Culturel

Un repère majeur dans l’histoire du Municipe de Dorohoï est le premier pogrome antijuif initié en Roumanie en juillet 1940 et continué sous le régime du général Antonescu. La finalité du pogrome, c’était la purification de la nation roumaine par déporter les Juifs en Transnistrie. On a déporté de Dorohoï environ 10.000 Juifs, dont plus de 3000 ont été pourtant tués. Il y en a qui disent même que le nombre des Juifs assassinés a été encore plus grand, vers 5000.

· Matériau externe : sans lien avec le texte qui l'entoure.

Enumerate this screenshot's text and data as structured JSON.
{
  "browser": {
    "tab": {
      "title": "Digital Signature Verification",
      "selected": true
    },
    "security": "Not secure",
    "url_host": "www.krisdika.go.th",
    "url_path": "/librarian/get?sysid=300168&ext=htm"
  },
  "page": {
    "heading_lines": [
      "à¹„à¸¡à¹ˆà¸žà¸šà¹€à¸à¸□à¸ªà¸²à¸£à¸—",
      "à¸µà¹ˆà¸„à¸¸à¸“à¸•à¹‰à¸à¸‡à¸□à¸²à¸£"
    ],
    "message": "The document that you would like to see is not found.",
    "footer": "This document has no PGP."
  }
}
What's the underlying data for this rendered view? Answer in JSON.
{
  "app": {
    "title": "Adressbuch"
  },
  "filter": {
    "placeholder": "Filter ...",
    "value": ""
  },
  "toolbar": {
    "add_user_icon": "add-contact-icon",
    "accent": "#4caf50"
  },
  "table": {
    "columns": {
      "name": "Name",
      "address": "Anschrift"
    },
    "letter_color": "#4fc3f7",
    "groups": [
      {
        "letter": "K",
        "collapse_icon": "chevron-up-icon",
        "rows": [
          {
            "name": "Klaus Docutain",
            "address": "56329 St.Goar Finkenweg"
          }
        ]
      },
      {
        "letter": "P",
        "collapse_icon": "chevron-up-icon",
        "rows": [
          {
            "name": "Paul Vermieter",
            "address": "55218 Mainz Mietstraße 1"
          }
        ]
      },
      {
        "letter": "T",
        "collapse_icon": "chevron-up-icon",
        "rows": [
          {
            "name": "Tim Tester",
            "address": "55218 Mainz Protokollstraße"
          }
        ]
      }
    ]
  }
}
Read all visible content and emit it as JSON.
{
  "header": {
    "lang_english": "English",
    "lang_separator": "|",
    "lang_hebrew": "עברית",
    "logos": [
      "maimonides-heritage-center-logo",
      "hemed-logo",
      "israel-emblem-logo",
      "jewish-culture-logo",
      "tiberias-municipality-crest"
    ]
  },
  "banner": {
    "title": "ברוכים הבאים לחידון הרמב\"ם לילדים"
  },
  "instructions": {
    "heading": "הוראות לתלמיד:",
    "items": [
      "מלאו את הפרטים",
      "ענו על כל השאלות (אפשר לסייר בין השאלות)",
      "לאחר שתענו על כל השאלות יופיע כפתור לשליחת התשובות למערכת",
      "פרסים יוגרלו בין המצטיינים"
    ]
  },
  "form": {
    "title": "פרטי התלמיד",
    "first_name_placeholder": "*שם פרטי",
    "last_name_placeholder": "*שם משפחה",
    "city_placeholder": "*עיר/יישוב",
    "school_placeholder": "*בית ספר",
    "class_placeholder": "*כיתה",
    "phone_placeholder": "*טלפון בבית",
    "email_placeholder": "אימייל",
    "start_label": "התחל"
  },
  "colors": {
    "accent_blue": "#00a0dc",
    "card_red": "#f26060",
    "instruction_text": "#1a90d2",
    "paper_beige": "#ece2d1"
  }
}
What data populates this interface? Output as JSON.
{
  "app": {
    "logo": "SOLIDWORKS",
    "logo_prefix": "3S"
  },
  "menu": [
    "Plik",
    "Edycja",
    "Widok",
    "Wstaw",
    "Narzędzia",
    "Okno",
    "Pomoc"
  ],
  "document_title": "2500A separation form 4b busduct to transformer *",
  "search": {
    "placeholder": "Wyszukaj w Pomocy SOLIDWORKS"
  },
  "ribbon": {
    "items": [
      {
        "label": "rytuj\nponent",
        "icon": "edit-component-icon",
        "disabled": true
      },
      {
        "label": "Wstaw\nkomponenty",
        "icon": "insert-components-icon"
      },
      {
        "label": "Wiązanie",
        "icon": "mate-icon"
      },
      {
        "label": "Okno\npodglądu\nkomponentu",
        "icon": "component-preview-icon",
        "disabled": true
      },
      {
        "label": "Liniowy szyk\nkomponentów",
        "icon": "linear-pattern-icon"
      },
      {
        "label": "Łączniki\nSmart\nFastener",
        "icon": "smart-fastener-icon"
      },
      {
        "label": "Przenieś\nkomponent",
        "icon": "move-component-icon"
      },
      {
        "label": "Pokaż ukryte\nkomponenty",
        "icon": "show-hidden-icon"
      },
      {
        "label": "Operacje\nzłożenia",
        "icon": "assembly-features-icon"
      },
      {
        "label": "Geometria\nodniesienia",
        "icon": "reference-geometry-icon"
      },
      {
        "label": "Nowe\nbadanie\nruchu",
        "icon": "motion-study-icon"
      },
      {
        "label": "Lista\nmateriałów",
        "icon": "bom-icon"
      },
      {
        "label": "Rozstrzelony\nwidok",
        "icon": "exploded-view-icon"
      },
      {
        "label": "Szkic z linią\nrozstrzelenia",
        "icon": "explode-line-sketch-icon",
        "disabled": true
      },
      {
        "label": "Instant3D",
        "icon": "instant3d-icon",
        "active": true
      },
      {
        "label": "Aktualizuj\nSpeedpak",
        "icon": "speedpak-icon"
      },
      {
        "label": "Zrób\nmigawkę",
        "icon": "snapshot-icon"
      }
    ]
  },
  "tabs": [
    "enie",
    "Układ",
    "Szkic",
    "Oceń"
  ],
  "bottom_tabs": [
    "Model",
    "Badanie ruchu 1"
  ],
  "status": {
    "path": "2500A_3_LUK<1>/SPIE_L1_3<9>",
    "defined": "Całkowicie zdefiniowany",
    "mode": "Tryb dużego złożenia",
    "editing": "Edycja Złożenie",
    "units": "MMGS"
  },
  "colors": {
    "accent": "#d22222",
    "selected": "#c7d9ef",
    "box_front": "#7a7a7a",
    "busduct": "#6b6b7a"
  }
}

Conformément aux documents historiques et à citer un article de la revue Opinia Studențească (L’Opinion Estudiantine) (signé par Oana Balan et nominalisé aux Prix du Club Roumain de Presse, Section Reportage-Enquête, 2007), les Juifs habitaient la région de Dorohoï depuis 1475 déjà.

De plus en plus nombreux s’y sont ensuite établis, en se réfugiant de la Pologne, de la Slovaquie ou de la Russie, pays où on les persécutait. Ils ont été bien accueillis en Moldavie, y compris dans Dorohoï, par conséquent, avant la seconde Guerre mondiale, la communauté de Dorohoï comptait plus de 10.000 Juifs, sur le tout de 14 mille habitants. Ils s’occupaient de l’artisanat et du commerce, ils avaient toute sorte d’ateliers et des boutiques, depuis des botteries et des ateliers de couture jusqu’à des boutiques de glace.

Dans le même article, on dit encore sur les Juifs de Dorohoï : Les „Jidani”, comme les appelaient la plupart, étaient des gens respectés dans la ville, ils avaient un statut privilégié et ils appartenaient à la haute société. Celui qui avait des amis juifs était considéré comme une personne influente.

De nos jours, il n’y a plus dans Dorohoï que quelques dizaines de Juifs. Le Cimetière Juif de la ville inclut à présent environ 4.000 tombes, et des 29 synagogues y fonctionnant avant la seconde Guerre mondiale, n’en restent que deux.

Afin de les commémorer, le Municipe de Dorohoï a décidé de fonder le premier musée de la Moldavie de nord consacré aux Juifs, musée construit par la Fédération des Communautés Juives de Roumanie, près de la Synagogue Bet Solomon, Place du Rabbin Pinchas Wassermann.